Chen served as president of the Polymer Society, Taipei, from March 2018 to February 2020 and as president of the Federation of Asian Polymer Societies from November 2019 to June 2021. In 2018, Chen and French polymer scientist Redouane Borsali received the 20th Franco-Taiwanese Scientific Grand Prize for their research on using renewable materials in electronic devices. At the annual meeting of the Society of Polymer Science, Japan in 2019, he received its International Award for his contributions to organic polymers and nanostructured materials for electronic and optoelectronic applications. The Ministry of Education selected Chen as a National Chair Professor in engineering and applied science in 2020. He was selected for the National Chair a second time as a member of its 28th cohort in 2024, giving him the status of lifetime honorary National Chair Professor.

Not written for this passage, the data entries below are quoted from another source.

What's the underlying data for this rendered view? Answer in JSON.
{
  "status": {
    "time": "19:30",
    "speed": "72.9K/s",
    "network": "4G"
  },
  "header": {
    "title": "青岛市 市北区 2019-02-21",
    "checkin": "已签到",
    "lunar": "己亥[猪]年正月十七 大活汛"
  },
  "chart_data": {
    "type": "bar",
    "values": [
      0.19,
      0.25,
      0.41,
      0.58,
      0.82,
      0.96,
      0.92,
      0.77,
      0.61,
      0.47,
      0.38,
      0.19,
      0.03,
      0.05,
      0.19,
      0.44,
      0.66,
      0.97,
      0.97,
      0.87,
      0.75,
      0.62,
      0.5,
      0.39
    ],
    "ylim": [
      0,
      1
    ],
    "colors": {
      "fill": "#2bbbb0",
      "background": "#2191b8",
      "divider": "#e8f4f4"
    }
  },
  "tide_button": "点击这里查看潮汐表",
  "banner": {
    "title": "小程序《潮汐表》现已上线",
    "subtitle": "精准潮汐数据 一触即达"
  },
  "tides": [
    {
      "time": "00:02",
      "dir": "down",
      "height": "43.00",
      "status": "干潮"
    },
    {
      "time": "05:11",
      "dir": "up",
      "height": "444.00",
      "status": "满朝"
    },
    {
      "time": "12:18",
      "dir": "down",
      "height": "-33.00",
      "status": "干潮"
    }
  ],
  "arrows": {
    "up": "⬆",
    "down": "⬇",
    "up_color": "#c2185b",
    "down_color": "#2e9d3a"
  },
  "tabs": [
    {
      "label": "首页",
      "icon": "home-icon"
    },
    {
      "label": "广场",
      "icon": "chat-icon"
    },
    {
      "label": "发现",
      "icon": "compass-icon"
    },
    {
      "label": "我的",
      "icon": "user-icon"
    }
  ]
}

=== President of National Taiwan University (2023–present) ===
On October 7, 2022, NTU's presidential selection committee chose Chen as the university's thirteenth president after two rounds of voting among six finalists. The Ministry of Education approved his appointment later that month for a four-year term running from January 8, 2023, through January 7, 2027. Chen succeeded Kuan Chung-ming as president and has continued to hold a professorship in chemical engineering while directing the Advanced Research Center for Green Materials Science and Technology.

== Research ==
Chen's research has focused on electronic and optoelectronic polymers, including controlling the electronic and optical properties of donor–acceptor polymers and applying polymeric materials to light-emitting diodes, thin-film transistors, solar cells, memory devices and integrated soft electronics. His work has also encompassed polymer nanomaterials and nanocomposite optical materials, including organic memory devices, polymer thin-film transistors, solar-energy devices and optical films.

In October 2023, the Université Grenoble Alpes conferred an honorary doctorate on Chen in recognition of his research international collaboration. In May 2025, the French government appointed him a Knight of the Legion of Honour in recognition of his work promoting scientific research, academic exchange and cultural ties between France and Taiwan.

== Personal life ==
Chen is married and has two daughters.